Hanté par le doute, Yves était allé droit au but : Tu n’as pas dormi chez Fanny, tu étais où ? Pauline avait joué la fille qui tombe des nues, mais avec si peu de conviction, et avec une telle peur d’être découverte qu’elle s’en dévoilait elle-même. Qu’est-ce qu’on est allé te raconter… Et Yves, imperturbable, cherchant à calmer sa brûlure intérieure à coups de rasades de Cutty Sark, la mettait sur la piste, et sans la moindre ironie : Ivre morte dans la voiture d’un strip-teaseur à cinq heures du matin, je suis curieux de la suite. Elle avait tout essayé, l’indignation, la colère, elle avait vomi son dégoût de la médisance, a fortiori la médisance des proches, si pernicieuse. Yves tenait bon, reposant inlassablement la même question avec un calme qui augurait le pire. Une heure plus tard, elle avait craqué et avoué son seul crime : Oui j’étais ivre, oui il m’a proposé d’aller boire un verre ailleurs, oui j’ai dit à Fanny de me couvrir, oui oui et oui, mais je n’ai pas couché avec lui, je te supplie de me croire ! Comment s’était-elle imaginé que l’homme qui partageait sa vie depuis cinq ans allait se contenter de si peu ? Boire un verre… Les cris avaient laissé place aux sanglots mais Pauline n’avait plus rien lâché, elle avait même inversé le procès : comment l’homme qu’elle aimait, son mari, refusait-il de la croire ? A fortiori quand elle venait d’avouer une faute si inoffensive ! Elle avait bu un malheureux verre avec un inconnu qui s’était mis en tête de la ramener chez lui mais, malgré son ébriété, elle avait tenu bon. D’ailleurs, il ne lui plaisait même pas, ce type aux muscles qui sortaient de sa chemise, une caricature !

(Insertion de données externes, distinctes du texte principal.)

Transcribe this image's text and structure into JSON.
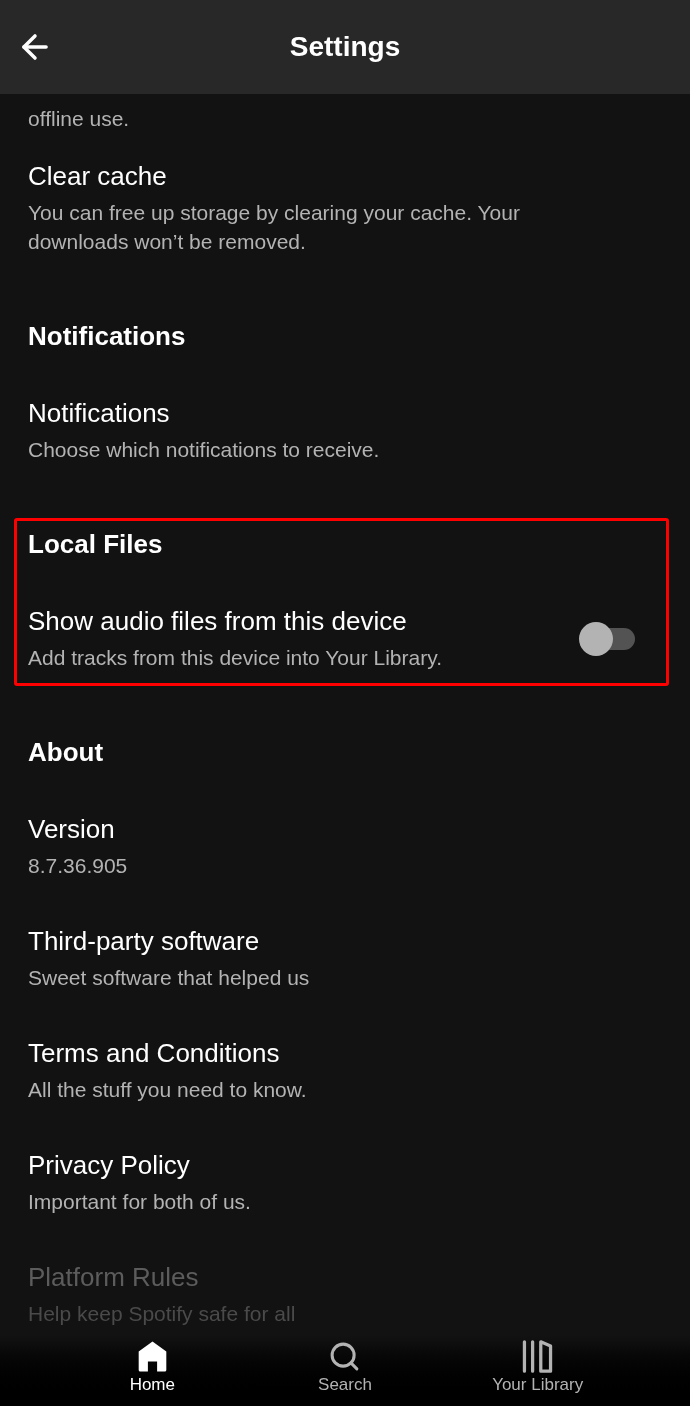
{
  "header": {
    "title": "Settings"
  },
  "sections": [
    {
      "highlighted": false,
      "items": [
        {
          "kind": "text",
          "subtitle": "offline use."
        },
        {
          "kind": "text",
          "title": "Clear cache",
          "subtitle": "You can free up storage by clearing your cache. Your downloads won’t be removed."
        }
      ]
    },
    {
      "heading": "Notifications",
      "highlighted": false,
      "items": [
        {
          "kind": "text",
          "title": "Notifications",
          "subtitle": "Choose which notifications to receive."
        }
      ]
    },
    {
      "heading": "Local Files",
      "highlighted": true,
      "items": [
        {
          "kind": "toggle",
          "title": "Show audio files from this device",
          "subtitle": "Add tracks from this device into Your Library.",
          "on": false
        }
      ]
    },
    {
      "heading": "About",
      "highlighted": false,
      "items": [
        {
          "kind": "text",
          "title": "Version",
          "subtitle": "8.7.36.905",
          "faded": false
        },
        {
          "kind": "text",
          "title": "Third-party software",
          "subtitle": "Sweet software that helped us",
          "faded": false
        },
        {
          "kind": "text",
          "title": "Terms and Conditions",
          "subtitle": "All the stuff you need to know.",
          "faded": false
        },
        {
          "kind": "text",
          "title": "Privacy Policy",
          "subtitle": "Important for both of us.",
          "faded": false
        },
        {
          "kind": "text",
          "title": "Platform Rules",
          "subtitle": "Help keep Spotify safe for all",
          "faded": true
        }
      ]
    }
  ],
  "nav": [
    {
      "label": "Home",
      "selected": true
    },
    {
      "label": "Search",
      "selected": false
    },
    {
      "label": "Your Library",
      "selected": false
    }
  ]
}
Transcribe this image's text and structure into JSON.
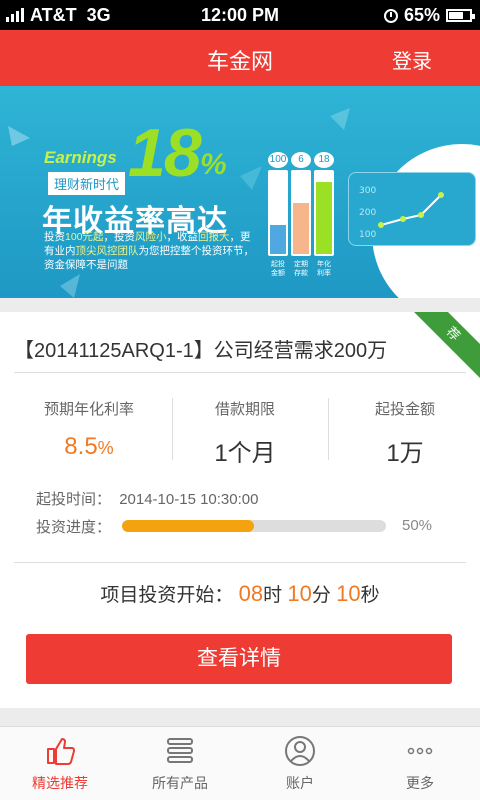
{
  "status_bar": {
    "carrier": "AT&T",
    "network": "3G",
    "time": "12:00 PM",
    "battery": "65%"
  },
  "header": {
    "title": "车金网",
    "login": "登录"
  },
  "banner": {
    "earnings": "Earnings",
    "rate": "18",
    "rate_unit": "%",
    "subtitle": "理财新时代",
    "headline": "年收益率高达",
    "desc_1": "投资",
    "desc_2": "100元起",
    "desc_3": "，投资",
    "desc_4": "风险小",
    "desc_5": "，收益",
    "desc_6": "回报大",
    "desc_7": "，更有业内",
    "desc_8": "顶尖风控团队",
    "desc_9": "为您把控整个投资环节，资金保障不是问题",
    "bars": [
      {
        "value": "100",
        "caption": "起投金额",
        "level": 0.35,
        "color": "#4fa8e0"
      },
      {
        "value": "6",
        "caption": "定期存款",
        "level": 0.62,
        "color": "#f6b58a"
      },
      {
        "value": "18",
        "caption": "年化利率",
        "level": 0.88,
        "color": "#9be024"
      }
    ],
    "mini_chart": {
      "ticks": [
        "300",
        "200",
        "100"
      ]
    },
    "dots": [
      true,
      false,
      false
    ]
  },
  "product": {
    "badge": "荐",
    "title": "【20141125ARQ1-1】公司经营需求200万",
    "stats": [
      {
        "label": "预期年化利率",
        "value": "8.5",
        "unit": "%"
      },
      {
        "label": "借款期限",
        "value": "1个月",
        "unit": ""
      },
      {
        "label": "起投金额",
        "value": "1万",
        "unit": ""
      }
    ],
    "start_label": "起投时间：",
    "start_time": "2014-10-15 10:30:00",
    "progress_label": "投资进度：",
    "progress_value": 0.5,
    "progress_text": "50%",
    "countdown_label": "项目投资开始：",
    "countdown_hours": "08",
    "countdown_h_unit": "时",
    "countdown_minutes": "10",
    "countdown_m_unit": "分",
    "countdown_seconds": "10",
    "countdown_s_unit": "秒",
    "button": "查看详情"
  },
  "tabs": [
    {
      "label": "精选推荐",
      "icon": "thumbs-up-icon",
      "active": true
    },
    {
      "label": "所有产品",
      "icon": "list-icon",
      "active": false
    },
    {
      "label": "账户",
      "icon": "user-icon",
      "active": false
    },
    {
      "label": "更多",
      "icon": "more-icon",
      "active": false
    }
  ],
  "colors": {
    "primary": "#ee3b33",
    "accent": "#f07a24",
    "progress": "#f5a20f",
    "banner": "#1e98c4",
    "badge": "#3f9c3a"
  }
}
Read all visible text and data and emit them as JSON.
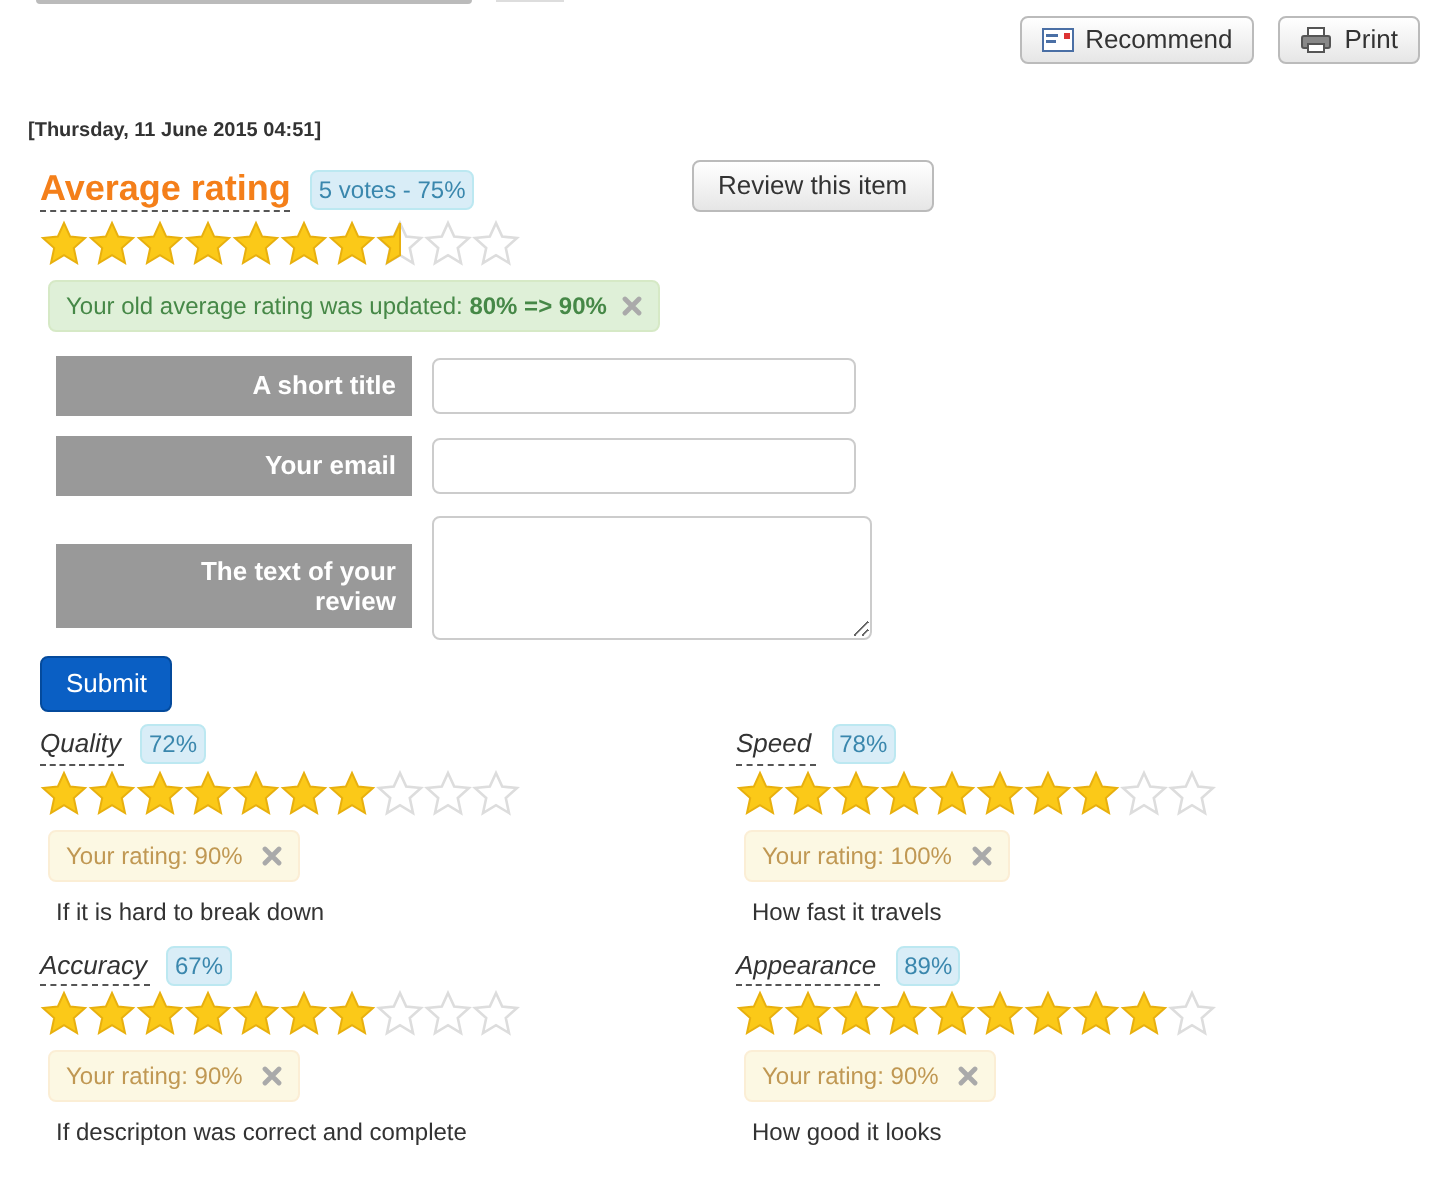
{
  "toolbar": {
    "buttons": [
      {
        "kind": "mail",
        "label": "Recommend"
      },
      {
        "kind": "print",
        "label": "Print"
      }
    ]
  },
  "date": "[Thursday, 11 June 2015 04:51]",
  "average": {
    "title": "Average rating",
    "votes": "5 votes - 75%",
    "stars": 7.5,
    "review_button": "Review this item",
    "notice": "Your old average rating was updated: **80% => 90%**"
  },
  "form": {
    "fields": [
      {
        "label": "A short title",
        "kind": "input"
      },
      {
        "label": "Your email",
        "kind": "input"
      },
      {
        "label": "The text of your review",
        "kind": "textarea"
      }
    ],
    "submit": "Submit"
  },
  "criteria": [
    {
      "name": "Quality",
      "percent": "72%",
      "stars": 7,
      "your_rating": "Your rating: 90%",
      "description": "If it is hard to break down"
    },
    {
      "name": "Speed",
      "percent": "78%",
      "stars": 8,
      "your_rating": "Your rating: 100%",
      "description": "How fast it travels"
    },
    {
      "name": "Accuracy",
      "percent": "67%",
      "stars": 7,
      "your_rating": "Your rating: 90%",
      "description": "If descripton was correct and complete"
    },
    {
      "name": "Appearance",
      "percent": "89%",
      "stars": 9,
      "your_rating": "Your rating: 90%",
      "description": "How good it looks"
    }
  ]
}
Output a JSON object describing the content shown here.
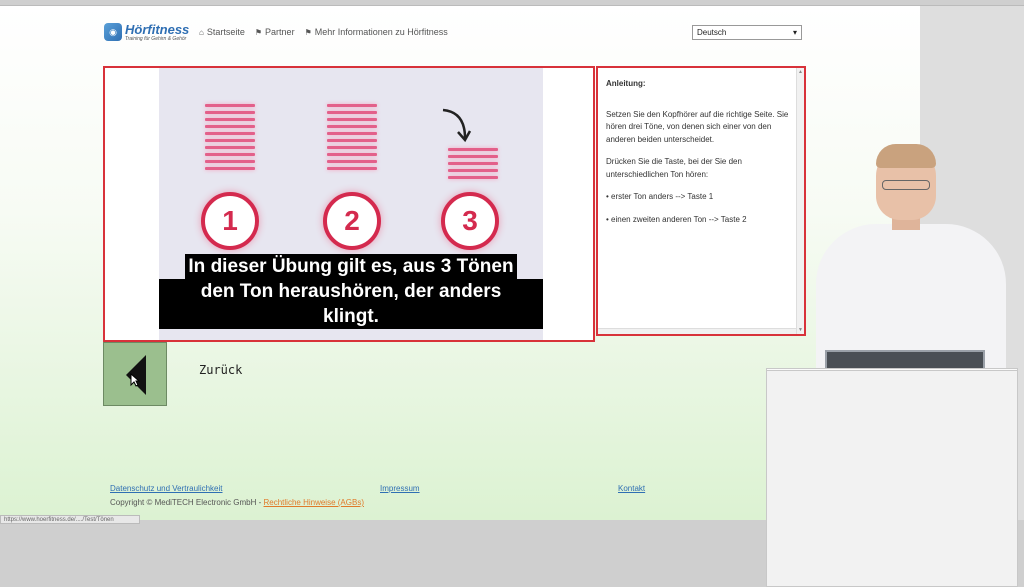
{
  "header": {
    "logo_name": "Hörfitness",
    "logo_tagline": "Training für Gehirn & Gehör",
    "nav": [
      {
        "label": "Startseite",
        "icon": "home-icon"
      },
      {
        "label": "Partner",
        "icon": "flag-icon"
      },
      {
        "label": "Mehr Informationen zu Hörfitness",
        "icon": "flag-icon"
      }
    ],
    "language": "Deutsch"
  },
  "video": {
    "numbers": [
      "1",
      "2",
      "3"
    ],
    "subtitle_lines": [
      "In dieser Übung gilt es, aus 3 Tönen",
      "den Ton heraushören, der anders",
      "klingt."
    ]
  },
  "instructions": {
    "title": "Anleitung:",
    "paragraph1": "Setzen Sie den Kopfhörer auf die richtige Seite. Sie hören drei Töne, von denen sich einer von den anderen beiden unterscheidet.",
    "paragraph2": "Drücken Sie die Taste, bei der Sie den unterschiedlichen Ton hören:",
    "bullet1": "• erster Ton anders --> Taste 1",
    "bullet2": "• einen zweiten anderen Ton --> Taste 2"
  },
  "back": {
    "label": "Zurück"
  },
  "footer": {
    "privacy": "Datenschutz und Vertraulichkeit",
    "imprint": "Impressum",
    "contact": "Kontakt",
    "copyright": "Copyright © MediTECH Electronic GmbH - ",
    "legal": "Rechtliche Hinweise (AGBs)"
  },
  "status_url": "https://www.hoerfitness.de/..../Test/Tönen",
  "colors": {
    "accent_red": "#d8323a",
    "brand_blue": "#2f6fb3",
    "back_green": "#9bbf8e"
  }
}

— Elle y mettait tant de conviction et de précision que j’ai eu un moment de doute. Elle m’a décrit la façon ridicule de draguer de ce gars, l’endroit dans lequel ils avaient échoué, un after comme elle disait, un bar qui ouvre quand tous les autres ferment, elle m’a même décrit les copains du type qu’ils y avaient retrouvés, et tout ce beau monde avait picolé dans une ambiance bon enfant jusqu’à midi. J’aurais tant préféré laisser défiler ce film-là. Mais Pauline m’avait menti une fois, comment la croire désormais ?

À la séance de ce jeudi soir, il n’y aurait pas de second témoignage. Une heure venait déjà de s’écouler mais personne n’avait regardé sa montre. Ceux qui avaient prévu de prendre la parole en seraient quittes pour revenir.

Malgré un ultimatum, Yves n’avait pas réussi à obtenir la vraie version de cette fin de nuit-là : Pauline n’en changerait plus. Dans un silence de mort, il avait enfilé sa parka et glissé dans une poche la bouteille de Cutty Sark. Au bord de la nausée, il avait quitté l’appartement sans même un regard vers elle et avait rejoint un petit hôtel de la rue de Tolbiac, s’était enfermé dans une chambre, le verre à la main, allongé dans un lit double, le regard perdu dans les fissures du plafond. Sa Pauline était devenue cette garce de Pauline, plus jamais il ne l’appellerait autrement, et bientôt il n’aurait plus besoin de l’appeler du tout. Mais avant d’envisager la suite et fin de leur histoire commune, il lui fallait une certitude.